Claudia Thompson is a psychology professor at the College of Wooster who started Wooster’s monkey colony. The capuchin monkeys are retiring to Florida.

WOOSTER, Ohio — Alex, Jake, and Gizmo have worked for more than 30 years. Now they’re heading to Florida for retirement.

The College of Wooster is retiring its last three capuchin monkeys this month to the nonprofit Jungle Friends Primate Sanctuary in Gainesville, Fla.

The Wooster monkeys will join about 200 other monkeys that have been surrendered or abandoned as pets or that have been released from research laboratories.

“This is what I could have dreamed for them,” said Claudia Thompson, the psychology professor who started Wooster’s monkey colony.

Ms.
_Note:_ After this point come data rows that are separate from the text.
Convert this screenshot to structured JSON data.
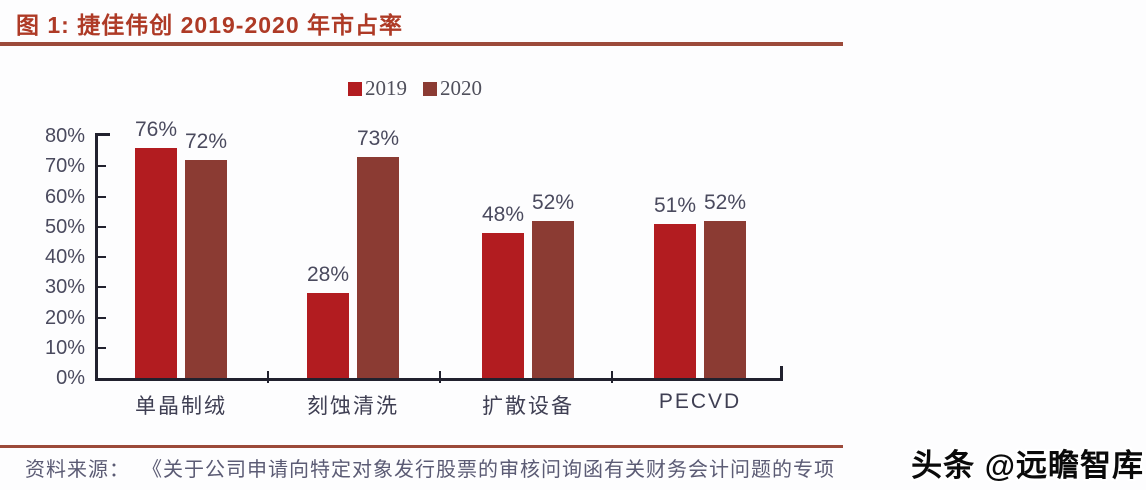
{
  "header": {
    "title": "图 1:  捷佳伟创 2019-2020 年市占率"
  },
  "chart_data": {
    "type": "bar",
    "title": "捷佳伟创 2019-2020 年市占率",
    "categories": [
      "单晶制绒",
      "刻蚀清洗",
      "扩散设备",
      "PECVD"
    ],
    "series": [
      {
        "name": "2019",
        "color": "#b21c20",
        "values": [
          76,
          28,
          48,
          51
        ]
      },
      {
        "name": "2020",
        "color": "#8b3b33",
        "values": [
          72,
          73,
          52,
          52
        ]
      }
    ],
    "xlabel": "",
    "ylabel": "",
    "ylim": [
      0,
      80
    ],
    "ytick_step": 10,
    "yticks": [
      "0%",
      "10%",
      "20%",
      "30%",
      "40%",
      "50%",
      "60%",
      "70%",
      "80%"
    ],
    "data_label_suffix": "%",
    "legend_position": "top-center",
    "grid": false
  },
  "footer": {
    "source_label": "资料来源：",
    "source_text": "《关于公司申请向特定对象发行股票的审核问询函有关财务会计问题的专项",
    "watermark": "头条 @远瞻智库"
  },
  "colors": {
    "accent_title": "#ae3a26",
    "rule": "#9c4a3a",
    "axis": "#21212e",
    "label_text": "#4a4a5e",
    "series_2019": "#b21c20",
    "series_2020": "#8b3b33"
  }
}
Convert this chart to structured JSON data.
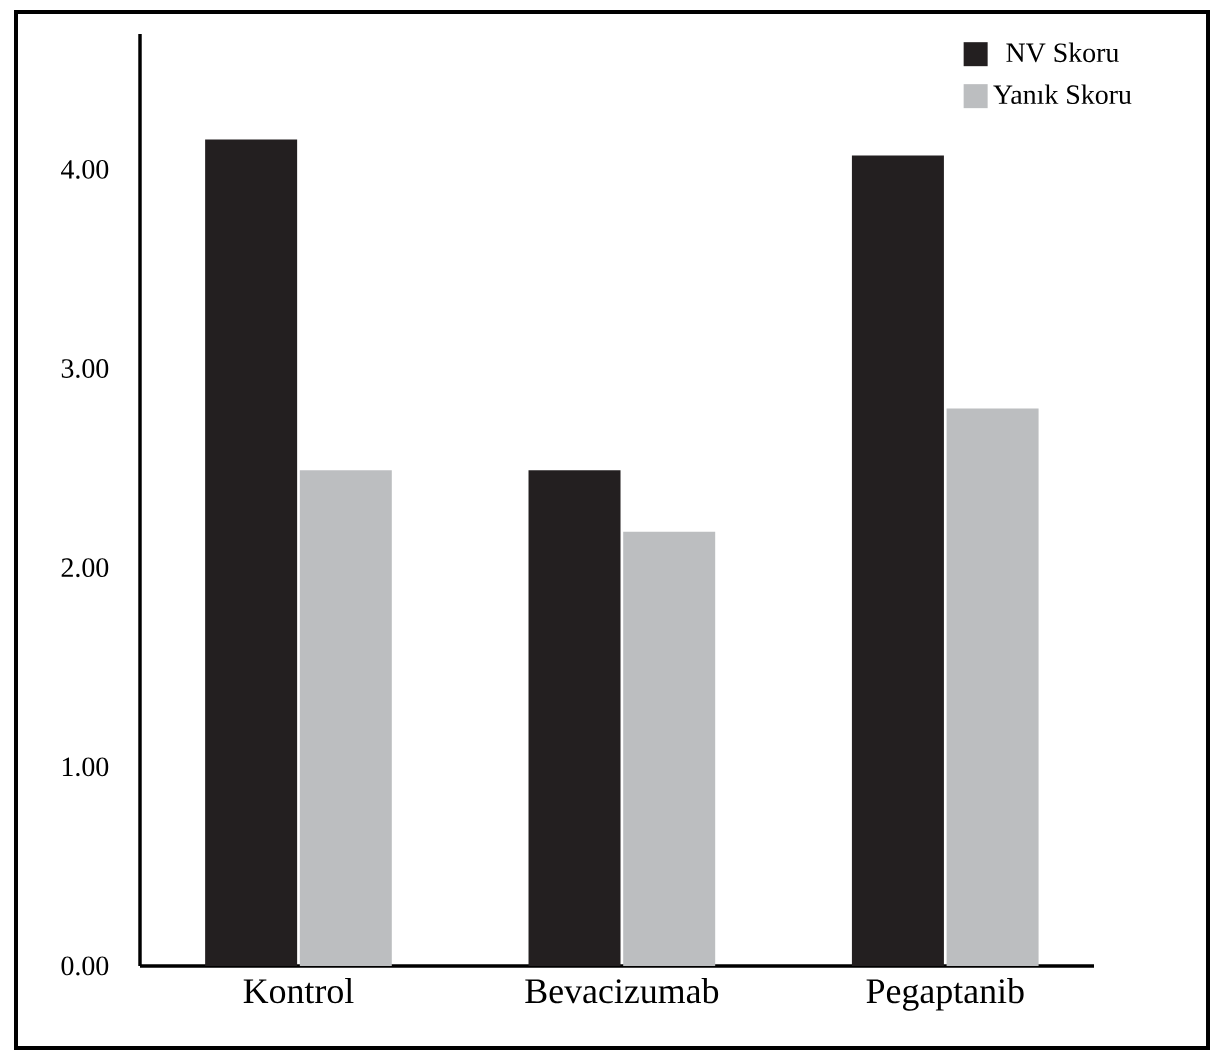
{
  "chart_data": {
    "type": "bar",
    "categories": [
      "Kontrol",
      "Bevacizumab",
      "Pegaptanib"
    ],
    "series": [
      {
        "name": "NV Skoru",
        "color": "#231f20",
        "values": [
          4.15,
          2.49,
          4.07
        ]
      },
      {
        "name": "Yanık  Skoru",
        "color": "#bcbec0",
        "values": [
          2.49,
          2.18,
          2.8
        ]
      }
    ],
    "ylim": [
      0,
      4.68
    ],
    "yticks": [
      {
        "value": 0,
        "label": "0.00"
      },
      {
        "value": 1,
        "label": "1.00"
      },
      {
        "value": 2,
        "label": "2.00"
      },
      {
        "value": 3,
        "label": "3.00"
      },
      {
        "value": 4,
        "label": "4.00"
      }
    ],
    "grid": false,
    "legend": "top right"
  }
}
Thompson happened on monkey research by accident.

She came to the private Ohio college three decades ago after a stint in corporate research — with humans — and a plan to do research with rats or birds.

But a lab in Chicago was closing its 45-monkey colony and offered small groups of the animals to young researchers just getting started.

Ms. Thompson, a psychologist interested in noninvasive studies of animal intelligence and behavior, took the lab up on its offer, driving to Chicago with a student to “adopt” the first members of Wooster’s monkey colony.

That was about 20 monkeys ago. While the original inhabitants have long since passed on, Ms. Thompson and about 100 students a year have conducted dozens of experiments about how the monkeys handle tools, work together, and make decisions.

They work with the monkeys in their “home” — a basement room with two windows to the outside; a web of chains on which to climb; toys that include a child’s plastic dump truck and a ball; and a “penthouse” atop the entrance to their quarters.

A one-way mirror provides researchers with an easy way to observe them.

The monkeys are receptive to people they know, although they are far from tame.

But they are getting on in years — each is about 30 — and Alex and Gizmo have diabetes.

“If I waited too much longer, it would be too difficult for them to make the trip to Florida,” Ms. Thompson said.

So Ms. Thompson appealed to Jungle Friends, which specializes in the care of monkeys with special needs. The nonprofit agreed to take over their care in mid-July.

Alex, the dominant monkey, and Jake and Gizmo, who, despite their names, are female.

For the first time, they will be living in an outdoor habitat with grass and mulch to encourage foraging, and trees, as well as plants, shrubs, and bamboo for additional enrichment.

The Wooster monkeys will join an ever-growing population of monkeys at Jungle Friends. Many of them retired from research and more are seeking placement all the time.